East Asia has unique epidemiological characteristics in terms of IBD patients, such as male predominance, a more ileal type of CD, higher complication rates, and a higher prevalence of TB disease. The NHI system covers over 99.6% of the Taiwanese population and partially pays for biological agents; this means that our study population received biological agents without delay and had a higher biological agent usage compared to other countries. However, some patients use self-paid biological agents, which might pose a bias in the estimation of the epidemiological data on TB infection. Moreover, our study establishes a longitudinal follow-up of IBD patients who received biological agents and also provides laboratory data analysis. We found that QFT-positive IBD patients tended to have lower baseline serum CRP and ESR levels compared to the negative group. We hypothesized that this effect may have been influenced by the balance of T helper cells 1 (Th1) to T helper cells 2 (Th2). The QFT detects interferon-gamma, the main cytokine involved in the immune response against TB infection and regulated Th1 cell differentiation [34, 35]. On the other hand, CRP was found to suppress Th1 cell differentiation [36]. Thus, we hypothesize that lower baseline serum CRP levels prompt Th1 pathways in IBD patients leading to positive QFT results. However, the exact mechanism remains unclear and requires further studies with a larger population, as well as laboratory work in order to delineate the underlying mechanisms.
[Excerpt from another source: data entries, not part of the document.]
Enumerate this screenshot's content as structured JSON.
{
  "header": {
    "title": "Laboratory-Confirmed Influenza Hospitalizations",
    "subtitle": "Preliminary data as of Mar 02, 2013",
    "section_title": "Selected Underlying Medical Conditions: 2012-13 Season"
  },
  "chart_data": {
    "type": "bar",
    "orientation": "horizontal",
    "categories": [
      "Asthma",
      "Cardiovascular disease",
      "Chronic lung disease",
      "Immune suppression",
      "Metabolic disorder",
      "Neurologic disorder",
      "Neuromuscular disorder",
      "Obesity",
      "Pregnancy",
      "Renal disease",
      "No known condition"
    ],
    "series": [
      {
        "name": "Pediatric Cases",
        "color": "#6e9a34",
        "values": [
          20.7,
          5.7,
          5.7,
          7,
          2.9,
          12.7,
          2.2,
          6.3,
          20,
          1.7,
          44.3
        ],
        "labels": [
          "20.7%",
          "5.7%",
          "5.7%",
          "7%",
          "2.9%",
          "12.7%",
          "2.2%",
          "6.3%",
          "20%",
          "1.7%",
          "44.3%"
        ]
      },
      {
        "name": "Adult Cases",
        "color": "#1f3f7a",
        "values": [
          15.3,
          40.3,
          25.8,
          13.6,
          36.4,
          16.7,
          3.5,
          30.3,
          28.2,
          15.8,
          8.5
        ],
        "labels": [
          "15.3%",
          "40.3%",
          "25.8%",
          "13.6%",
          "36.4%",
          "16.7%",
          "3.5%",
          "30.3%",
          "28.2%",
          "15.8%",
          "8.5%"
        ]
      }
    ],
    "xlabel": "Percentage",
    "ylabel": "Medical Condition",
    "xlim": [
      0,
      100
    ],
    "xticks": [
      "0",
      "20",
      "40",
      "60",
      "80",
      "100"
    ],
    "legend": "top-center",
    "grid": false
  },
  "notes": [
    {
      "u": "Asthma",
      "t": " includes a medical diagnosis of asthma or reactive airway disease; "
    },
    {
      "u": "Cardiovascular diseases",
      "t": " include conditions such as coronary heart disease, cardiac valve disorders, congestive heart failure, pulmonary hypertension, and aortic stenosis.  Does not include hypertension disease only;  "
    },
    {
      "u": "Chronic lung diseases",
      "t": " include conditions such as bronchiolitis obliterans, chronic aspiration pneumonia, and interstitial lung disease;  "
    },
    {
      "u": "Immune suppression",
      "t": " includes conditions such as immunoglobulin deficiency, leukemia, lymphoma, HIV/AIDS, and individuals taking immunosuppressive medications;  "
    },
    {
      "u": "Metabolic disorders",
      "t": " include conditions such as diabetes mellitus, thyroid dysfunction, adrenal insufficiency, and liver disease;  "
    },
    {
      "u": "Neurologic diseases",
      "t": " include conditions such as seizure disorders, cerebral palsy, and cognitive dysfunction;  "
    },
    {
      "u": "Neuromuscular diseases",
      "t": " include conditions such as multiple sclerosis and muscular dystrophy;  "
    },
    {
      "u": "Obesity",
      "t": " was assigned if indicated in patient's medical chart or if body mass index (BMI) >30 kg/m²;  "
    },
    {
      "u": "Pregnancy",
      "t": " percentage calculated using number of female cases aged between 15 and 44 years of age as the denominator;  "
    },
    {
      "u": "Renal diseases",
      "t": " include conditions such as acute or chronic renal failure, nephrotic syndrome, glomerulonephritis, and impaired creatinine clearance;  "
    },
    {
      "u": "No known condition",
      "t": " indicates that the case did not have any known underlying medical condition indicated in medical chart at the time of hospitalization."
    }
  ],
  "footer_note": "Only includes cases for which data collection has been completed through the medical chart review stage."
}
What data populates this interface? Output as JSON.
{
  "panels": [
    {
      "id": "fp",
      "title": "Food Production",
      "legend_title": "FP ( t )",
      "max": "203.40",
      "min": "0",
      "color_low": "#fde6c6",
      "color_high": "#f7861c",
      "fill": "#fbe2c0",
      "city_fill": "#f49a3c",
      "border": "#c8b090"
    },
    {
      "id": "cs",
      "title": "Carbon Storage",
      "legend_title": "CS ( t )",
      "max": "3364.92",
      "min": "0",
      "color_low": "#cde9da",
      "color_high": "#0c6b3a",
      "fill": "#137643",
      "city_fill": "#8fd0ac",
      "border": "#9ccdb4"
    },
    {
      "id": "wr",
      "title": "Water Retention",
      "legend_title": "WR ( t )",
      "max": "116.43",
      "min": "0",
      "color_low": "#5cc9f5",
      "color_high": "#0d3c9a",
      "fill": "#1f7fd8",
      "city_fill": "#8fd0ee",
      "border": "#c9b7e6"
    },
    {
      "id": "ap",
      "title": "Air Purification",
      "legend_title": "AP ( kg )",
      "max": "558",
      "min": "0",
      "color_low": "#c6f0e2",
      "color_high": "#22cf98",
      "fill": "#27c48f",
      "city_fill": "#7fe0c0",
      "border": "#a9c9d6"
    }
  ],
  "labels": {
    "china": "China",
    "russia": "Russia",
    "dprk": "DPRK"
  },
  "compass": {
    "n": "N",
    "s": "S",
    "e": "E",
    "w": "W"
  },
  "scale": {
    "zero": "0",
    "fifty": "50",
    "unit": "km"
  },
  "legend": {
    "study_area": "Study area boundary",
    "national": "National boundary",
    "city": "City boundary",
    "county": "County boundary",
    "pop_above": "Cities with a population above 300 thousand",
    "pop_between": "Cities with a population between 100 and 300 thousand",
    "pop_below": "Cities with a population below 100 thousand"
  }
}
Nevertheless, our study has several limitations. First, although our hospital is the biggest tertiary hospital in central Taiwan, this hospital-based study had a relatively small sample size and was retrospective in nature. Thus, more prospective population-based studies at the national level are required in order to identify the epidemiological report of TB infection in IBD patients in Taiwan. Second, the mean follow-up period was 32.1 months; this was a restricted time in terms of the assessment of TB infection in IBD patients who received many courses of biological agents. Therefore, we cannot estimate the incidences in our study group because of the short follow-up period, and further investigation is needed. Third, a positive QFT result was defined by cut-off values in our data analysis, and there is a potential of bias and misclassification caused by limited false positive and false negative rates. Thus, both Nemes et al. and Chiacchio et al. had mentioned the gray zone of QFT assay [37, 38]. Chiacchio et al. even concluded that patients with immune-mediated inflammatory diseases were more likely to fall in the gray zone of QFT assay compared to the controls [38]. The uncertain zone in our present study was grouped in the “indeterminate” group. However, we did not collect the exact quantitative data in our present study. Until now, there is no gold standard testing for LTB infection or more suitable and convenient tools than QFT in a routinely BCG-vaccinated area. The diagnosis of LTB was based on the combination of positive QFT, normal finding of chest X-ray, and normal serial sputum culture. Moreover, we would provide additional LTB evaluation according to patient's self-report. Further studies with more advanced diagnostic tools are needed in order to more accurately identify LTB infection in IBD patients.

5. Conclusions

In summary, our study demonstrated that the prevalence of LTB in Taiwan, both before and after treatments, is higher than in most Western countries and similar to other Asian countries. In this study, active TB infection was found to be higher than that suggested by previous reports after receiving biological treatment due to the male predominance of our population. Moreover, positive QFT patients in our study tended to have lower baseline serum CRP and ESR levels than the negative group. We suggest that this effect is in part due to the balance of Th1/Th2 cells, although further studies are required in order to fully validate this hypothesis. Screening and monitoring of TB infection are necessary for IBD patients both at the start and during biological treatments in Taiwan. To the best of our knowledge, this is the first hospital-based, retrospective study assessing the prevalence of LTB and active TB in IBD patients receiving biological treatment and the first QFT epidemiological report in Taiwan.